The Atlanta City Council approved a $2 million settlement on July 1 for two students who were pulled from their car and shocked with Tasers by police during the 2020 protests sparked by George Floyd’s death.
The lawsuit claimed that their car was stuck in traffic during curfew hours when several Atlanta police officers approached and demanded they exit the vehicle. The curfew had been imposed because of protests over Mr. Floyd’s death after his arrest by police officers.
According to the suit, the police pulled the students from their car, shocked them with Tasers, and arrested them. The incident was captured in a video that went viral on social media.
“I’m going to be reminded of this every single day of my life, so there just needs to be something done so that people don’t experience this ever again,” Mr. Young said at the time.
Then-Mayor Keisha Lance Bottoms and then-police Chief Erika Shields later announced that two officers had been fired and three others placed on desk duty.

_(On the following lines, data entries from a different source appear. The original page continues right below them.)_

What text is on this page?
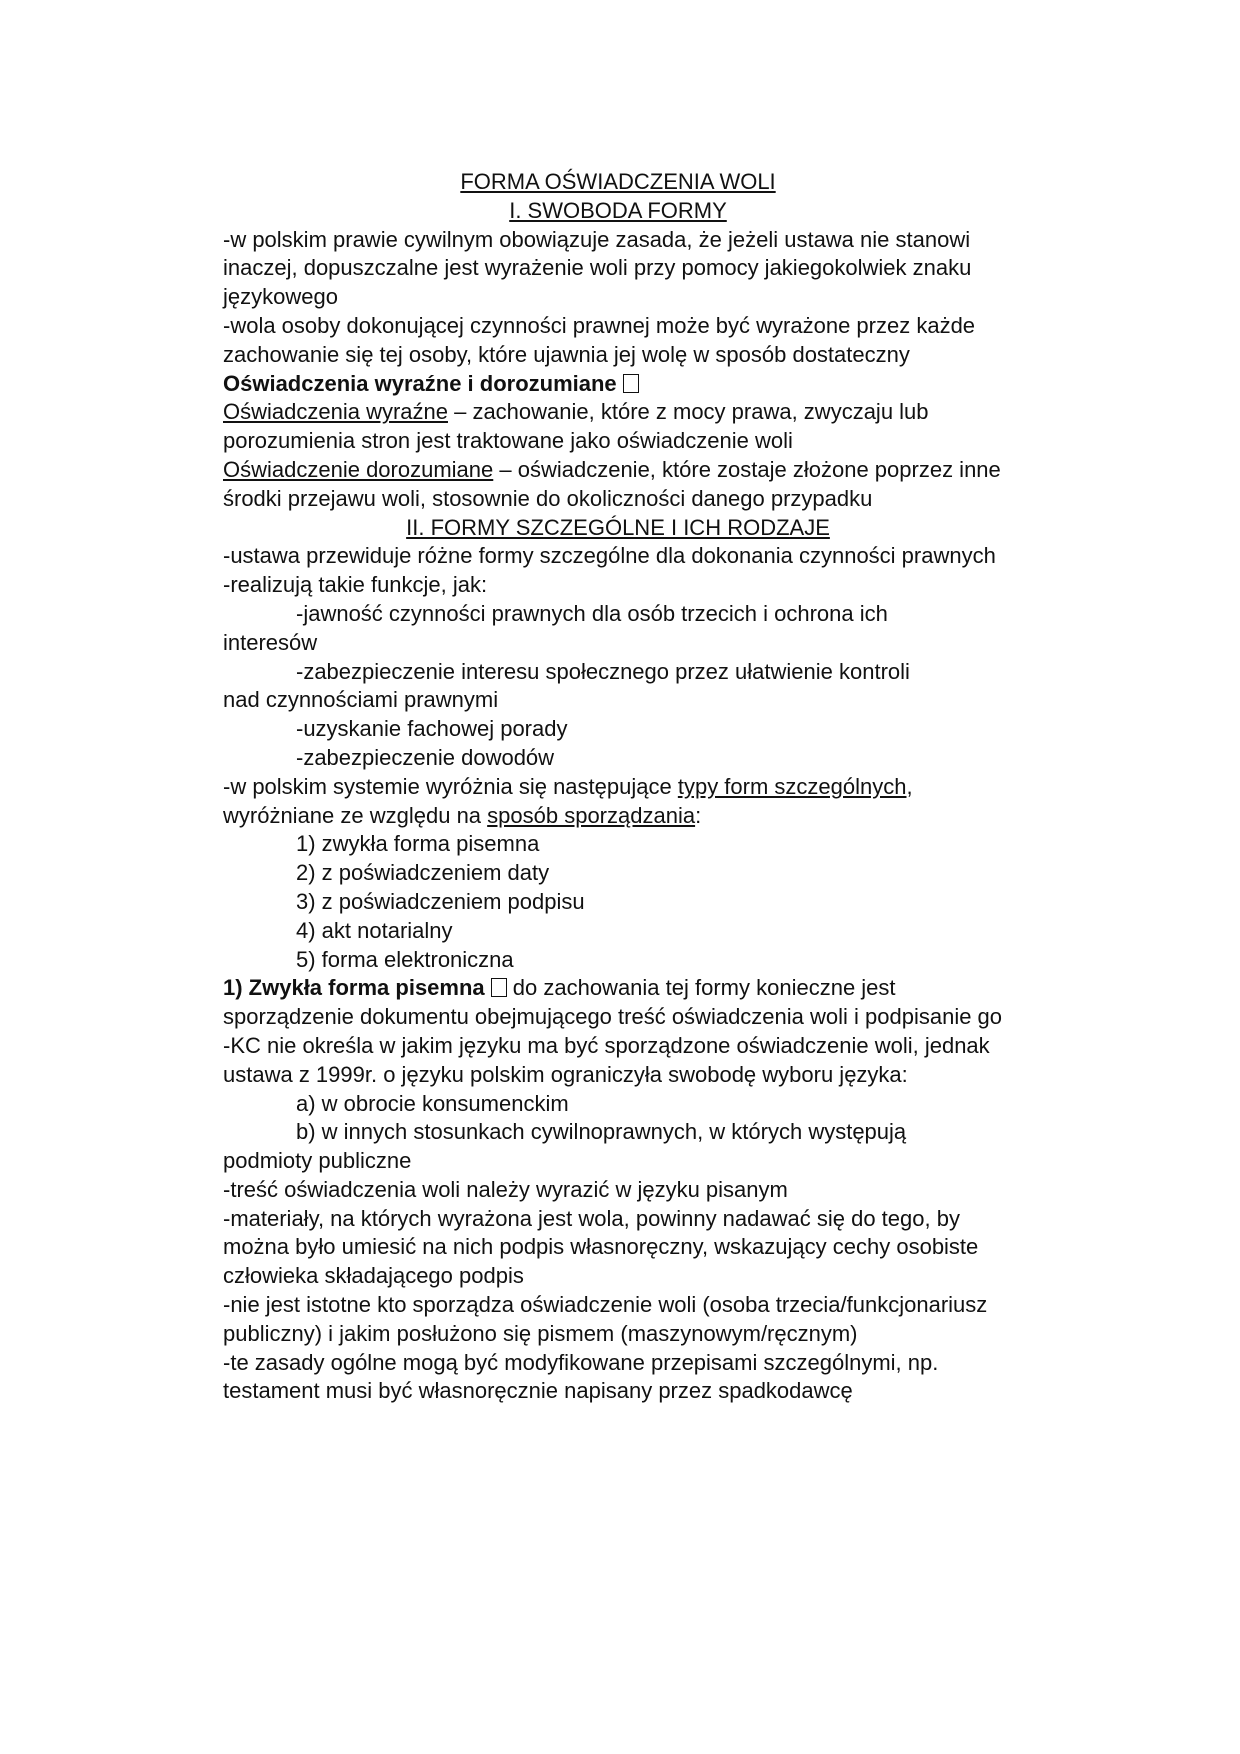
FORMA OŚWIADCZENIA WOLI

I. SWOBODA FORMY

-w polskim prawie cywilnym obowiązuje zasada, że jeżeli ustawa nie stanowi inaczej, dopuszczalne jest wyrażenie woli przy pomocy jakiegokolwiek znaku językowego

-wola osoby dokonującej czynności prawnej może być wyrażone przez każde zachowanie się tej osoby, które ujawnia jej wolę w sposób dostateczny

Oświadczenia wyraźne i dorozumiane

Oświadczenia wyraźne – zachowanie, które z mocy prawa, zwyczaju lub porozumienia stron jest traktowane jako oświadczenie woli

Oświadczenie dorozumiane – oświadczenie, które zostaje złożone poprzez inne środki przejawu woli, stosownie do okoliczności danego przypadku

II. FORMY SZCZEGÓLNE I ICH RODZAJE

-ustawa przewiduje różne formy szczególne dla dokonania czynności prawnych

-realizują takie funkcje, jak:

-jawność czynności prawnych dla osób trzecich i ochrona ich

interesów

-zabezpieczenie interesu społecznego przez ułatwienie kontroli

nad czynnościami prawnymi

-uzyskanie fachowej porady

-zabezpieczenie dowodów

-w polskim systemie wyróżnia się następujące typy form szczególnych, wyróżniane ze względu na sposób sporządzania:

1) zwykła forma pisemna

2) z poświadczeniem daty

3) z poświadczeniem podpisu

4) akt notarialny

5) forma elektroniczna

1) Zwykła forma pisemna do zachowania tej formy konieczne jest sporządzenie dokumentu obejmującego treść oświadczenia woli i podpisanie go

-KC nie określa w jakim języku ma być sporządzone oświadczenie woli, jednak ustawa z 1999r. o języku polskim ograniczyła swobodę wyboru języka:

a) w obrocie konsumenckim

b) w innych stosunkach cywilnoprawnych, w których występują

podmioty publiczne

-treść oświadczenia woli należy wyrazić w języku pisanym

-materiały, na których wyrażona jest wola, powinny nadawać się do tego, by można było umiesić na nich podpis własnoręczny, wskazujący cechy osobiste człowieka składającego podpis

-nie jest istotne kto sporządza oświadczenie woli (osoba trzecia/funkcjonariusz publiczny) i jakim posłużono się pismem (maszynowym/ręcznym)

-te zasady ogólne mogą być modyfikowane przepisami szczególnymi, np. testament musi być własnoręcznie napisany przez spadkodawcę
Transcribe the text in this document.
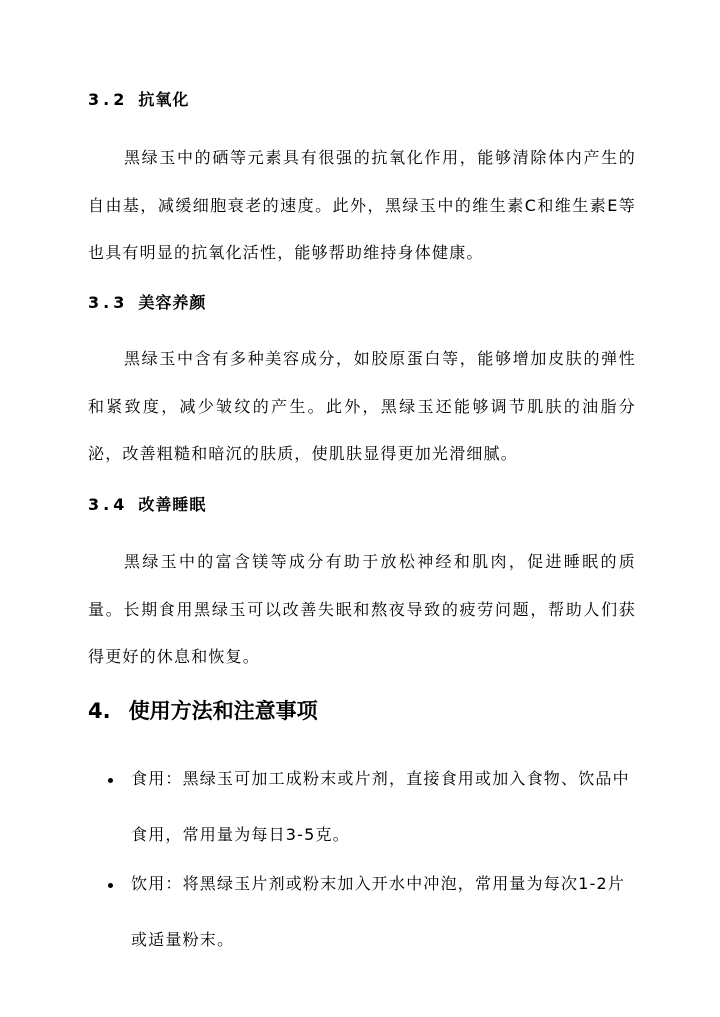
3.2 抗氧化
黑绿玉中的硒等元素具有很强的抗氧化作用，能够清除体内产生的自由基，减缓细胞衰老的速度。此外，黑绿玉中的维生素C和维生素E等也具有明显的抗氧化活性，能够帮助维持身体健康。
3.3 美容养颜
黑绿玉中含有多种美容成分，如胶原蛋白等，能够增加皮肤的弹性和紧致度，减少皱纹的产生。此外，黑绿玉还能够调节肌肤的油脂分泌，改善粗糙和暗沉的肤质，使肌肤显得更加光滑细腻。
3.4 改善睡眠
黑绿玉中的富含镁等成分有助于放松神经和肌肉，促进睡眠的质量。长期食用黑绿玉可以改善失眠和熬夜导致的疲劳问题，帮助人们获得更好的休息和恢复。
4. 使用方法和注意事项
食用：黑绿玉可加工成粉末或片剂，直接食用或加入食物、饮品中食用，常用量为每日3-5克。
饮用：将黑绿玉片剂或粉末加入开水中冲泡，常用量为每次1-2片或适量粉末。
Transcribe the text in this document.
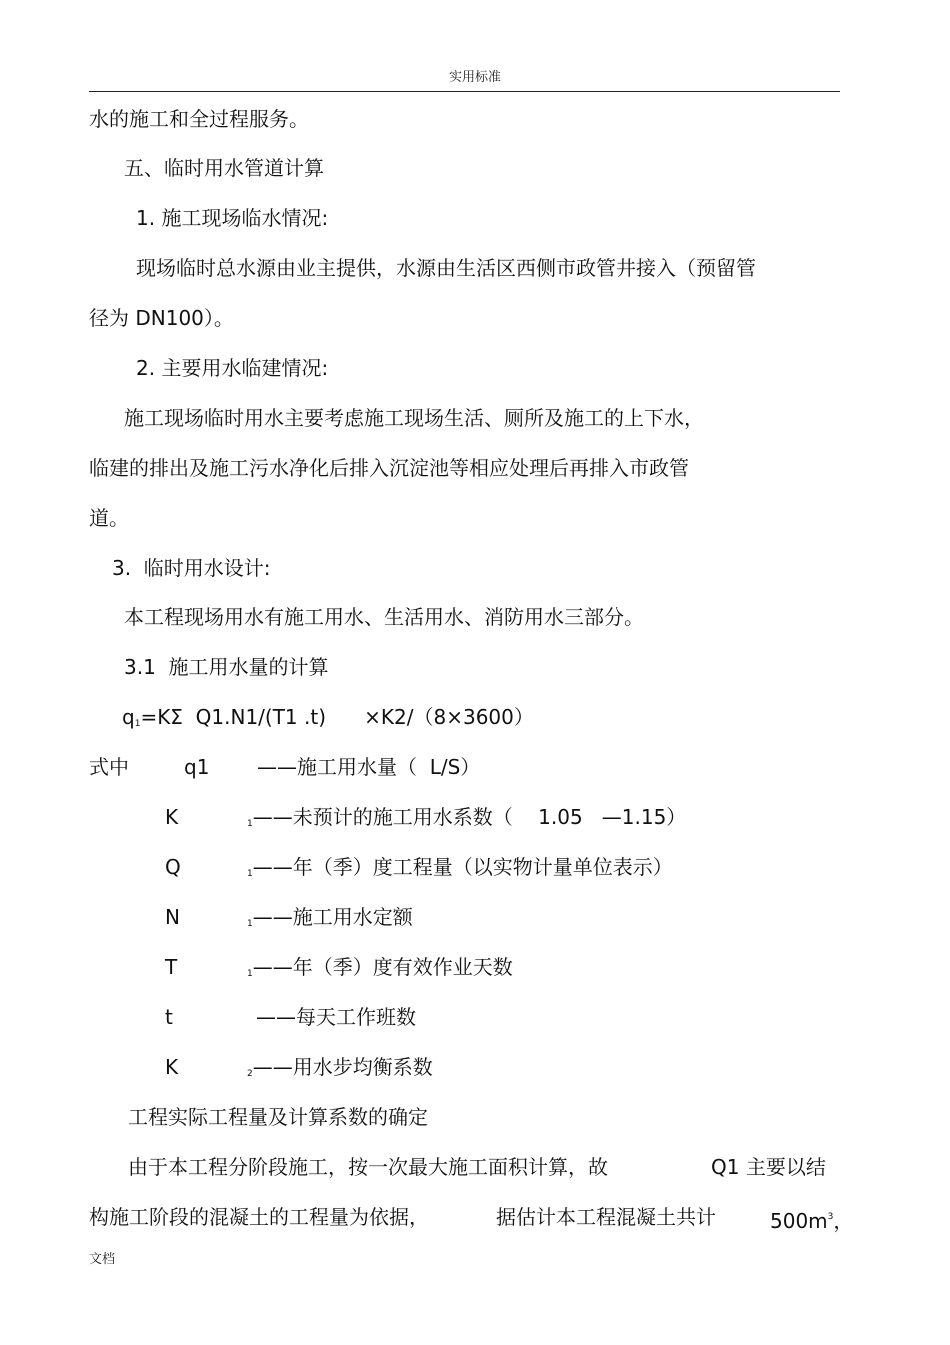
实用标准
水的施工和全过程服务。
五、临时用水管道计算
1. 施工现场临水情况:
现场临时总水源由业主提供，水源由生活区西侧市政管井接入（预留管
径为 DN100）。
2. 主要用水临建情况:
施工现场临时用水主要考虑施工现场生活、厕所及施工的上下水，
临建的排出及施工污水净化后排入沉淀池等相应处理后再排入市政管
道。
3.  临时用水设计:
本工程现场用水有施工用水、生活用水、消防用水三部分。
3.1  施工用水量的计算
$q_1=K\Sigma$  Q1.N1/(T1 .t)      ×K2/（8×3600）
式中	q1 ——施工用水量（  L/S）
K	$_1$——未预计的施工用水系数（    1.05   —1.15）
Q	$_1$——年（季）度工程量（以实物计量单位表示）
N	$_1$——施工用水定额
T	$_1$——年（季）度有效作业天数
t	——每天工作班数
K	$_2$——用水步均衡系数
工程实际工程量及计算系数的确定
由于本工程分阶段施工，按一次最大施工面积计算，故	Q1 主要以结
构施工阶段的混凝土的工程量为依据，	据估计本工程混凝土共计	$500m^3$，
文档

Arrest warrants were issued for six officers, but the charges were dropped in May 2022 by a special prosecutor assigned to the case.
Cherokee Judicial Circuit District Attorney Samir Patel said the students violated curfew and that the officers’ use of force was a “direct result” of their alleged “resistance to and noncompliance with the officer’s instructions.”
“It is also clear from the evidence that the use of the Taser, and indeed any force used by the officers, ended immediately once Mr. Young and Ms. Pilgrim were subdued,” Mr. Patel said in May 2022.
“Not only was law enforcement acting within the scope of their legal authority in their actions to obtain compliance, their actions were also largely consistent with the Atlanta Police Department’s own use of force policy.”
Mr. Patel also said the video circulated through media following the incident “was not an accurate portrayal of the entire encounter between Mr. Young, Ms. Pilgrim, and law enforcement.”